Le mandat des deux premiers députés PCR dura à peine un an. Prenant acte de l’impossibilité de gagner la bataille à l’Assemblée, Paul Vergès et Elie Hoarau décidèrent d’utiliser l’arme de la démission pour faire avancer la cause de l’égalité sociale. Cette démission fut le point de départ d’une grande campagne d’explication auprès de la population. Elle obligea François Mitterrand, candidat à un second mandat de président de la République, à inclure l’égalité sociale pour les Réunionnais dans son programme. Lors de la présidentielle de 1988, ce fut le triomphe du candidat de l’égalité. Dès lors fut enclenchée la marche vers l’amélioration considérable de la situation des plus démunis. Ce sont des milliards qui ont bénéficié à la population sous forme de hausse des salaires et de prestations sociales à La Réunion. Ce que le parlementarisme n’avait pas permis d’obtenir le fut par la démission et la mobilisation des deux anciens députés au cœur des luttes de la population réunionnaise.

La démission pour créer un rapport de forces favorable à la population

Nul doute que la démission de 10 députés issus 5 pays — La Réunion, la Guadeloupe, la Guyane, la Martinique et la Polynésie — constituera un événement considérable de l’actualité politique en France.
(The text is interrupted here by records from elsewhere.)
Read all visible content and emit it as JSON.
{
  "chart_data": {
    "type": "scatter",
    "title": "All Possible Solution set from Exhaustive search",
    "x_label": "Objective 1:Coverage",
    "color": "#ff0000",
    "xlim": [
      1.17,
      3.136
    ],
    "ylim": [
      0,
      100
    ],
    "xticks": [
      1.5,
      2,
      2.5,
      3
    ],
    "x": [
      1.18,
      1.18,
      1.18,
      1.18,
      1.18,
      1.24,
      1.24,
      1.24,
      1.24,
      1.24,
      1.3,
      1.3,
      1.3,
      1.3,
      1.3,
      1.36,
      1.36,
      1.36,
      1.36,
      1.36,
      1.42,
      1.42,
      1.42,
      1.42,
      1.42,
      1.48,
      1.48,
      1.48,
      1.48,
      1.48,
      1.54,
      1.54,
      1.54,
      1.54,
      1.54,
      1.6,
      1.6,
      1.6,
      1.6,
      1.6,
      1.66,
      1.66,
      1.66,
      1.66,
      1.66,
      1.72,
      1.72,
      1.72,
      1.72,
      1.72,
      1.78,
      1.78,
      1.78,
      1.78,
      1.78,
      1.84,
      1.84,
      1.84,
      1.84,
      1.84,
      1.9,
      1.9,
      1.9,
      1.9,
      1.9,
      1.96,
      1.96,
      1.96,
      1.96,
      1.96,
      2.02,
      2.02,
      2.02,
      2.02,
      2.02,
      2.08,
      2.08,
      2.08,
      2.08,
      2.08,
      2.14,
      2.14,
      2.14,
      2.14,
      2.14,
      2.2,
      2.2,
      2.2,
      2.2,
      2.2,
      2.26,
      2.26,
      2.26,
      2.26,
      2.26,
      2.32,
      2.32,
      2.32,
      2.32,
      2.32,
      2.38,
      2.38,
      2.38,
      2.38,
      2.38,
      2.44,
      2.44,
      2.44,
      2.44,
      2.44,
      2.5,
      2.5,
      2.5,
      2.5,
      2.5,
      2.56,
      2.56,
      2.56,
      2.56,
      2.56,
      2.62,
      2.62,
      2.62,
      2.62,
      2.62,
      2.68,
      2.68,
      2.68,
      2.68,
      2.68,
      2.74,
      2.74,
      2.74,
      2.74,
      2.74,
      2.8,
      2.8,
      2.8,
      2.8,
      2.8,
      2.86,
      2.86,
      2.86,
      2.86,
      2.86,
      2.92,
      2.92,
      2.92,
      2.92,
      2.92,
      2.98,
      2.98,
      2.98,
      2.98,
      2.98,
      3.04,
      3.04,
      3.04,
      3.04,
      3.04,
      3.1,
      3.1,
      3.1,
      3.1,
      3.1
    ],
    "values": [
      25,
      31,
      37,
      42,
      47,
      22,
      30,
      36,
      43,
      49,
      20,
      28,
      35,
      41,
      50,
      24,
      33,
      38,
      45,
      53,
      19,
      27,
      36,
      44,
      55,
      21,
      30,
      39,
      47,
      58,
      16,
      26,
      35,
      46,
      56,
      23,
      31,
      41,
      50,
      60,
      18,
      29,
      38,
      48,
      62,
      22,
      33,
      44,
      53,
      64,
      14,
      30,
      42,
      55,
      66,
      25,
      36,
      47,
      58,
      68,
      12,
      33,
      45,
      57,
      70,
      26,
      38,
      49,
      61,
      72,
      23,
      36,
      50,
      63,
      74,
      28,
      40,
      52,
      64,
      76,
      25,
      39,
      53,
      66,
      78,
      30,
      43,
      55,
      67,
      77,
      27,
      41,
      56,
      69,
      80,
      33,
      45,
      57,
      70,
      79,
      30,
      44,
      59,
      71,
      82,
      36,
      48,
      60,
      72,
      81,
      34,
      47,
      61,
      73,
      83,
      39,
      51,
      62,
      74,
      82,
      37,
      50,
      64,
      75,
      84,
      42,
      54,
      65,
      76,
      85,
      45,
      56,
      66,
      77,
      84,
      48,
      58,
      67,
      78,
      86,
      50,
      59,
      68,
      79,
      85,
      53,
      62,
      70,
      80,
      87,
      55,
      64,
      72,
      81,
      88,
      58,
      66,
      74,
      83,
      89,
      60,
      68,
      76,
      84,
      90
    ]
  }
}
L’onde de choc ainsi créée obligera les partis parisiens et le gouvernement à tenir compte d’une situation nouvelle : 10 députés décident de démissionner pour que la voix des peuples qu’ils représentent soit enfin entendue par le pouvoir à Paris. Voilà qui sera de nature à placer la situation sociale de ces pays sous les feux de l’actualité. Ce sera aussi un signal donné à toutes les victimes de ce système qui produit chômage, pauvreté et vie chère : leurs députés sont solidaires et sont prêts à se battre à leurs côtés pour qu’un mouvement social puisse créer le rapport de force nécessaire à un changement de politique du gouvernement.
Paul Vergès et Elie Hoarau ont montré l’efficacité d’une telle stratégie. Il reste aux 10 députés NUPES de s’en emparer, et pourquoi pas à l’élargir aux autres élus « Outre-mers » sous cette étiquette, pour que le gouvernement entende enfin la voix des « Outre-mers ».

M.M.

 

Conférence de presse à l’Assemblée de députés NUPES « Outre-mers ». En 1987, Paul Vergès et Elie Hoarau avaient tenu une conférence de presse dans le même lieu pour annoncer leur démission de leur mandat de députés afin de lancer la bataille pour l’égalité sociale qui ne pouvait être gagnée au Parlement. Ces députés NUPES vont-ils utiliser cette stratégie qui fut efficace pour améliorer la situation de la population ?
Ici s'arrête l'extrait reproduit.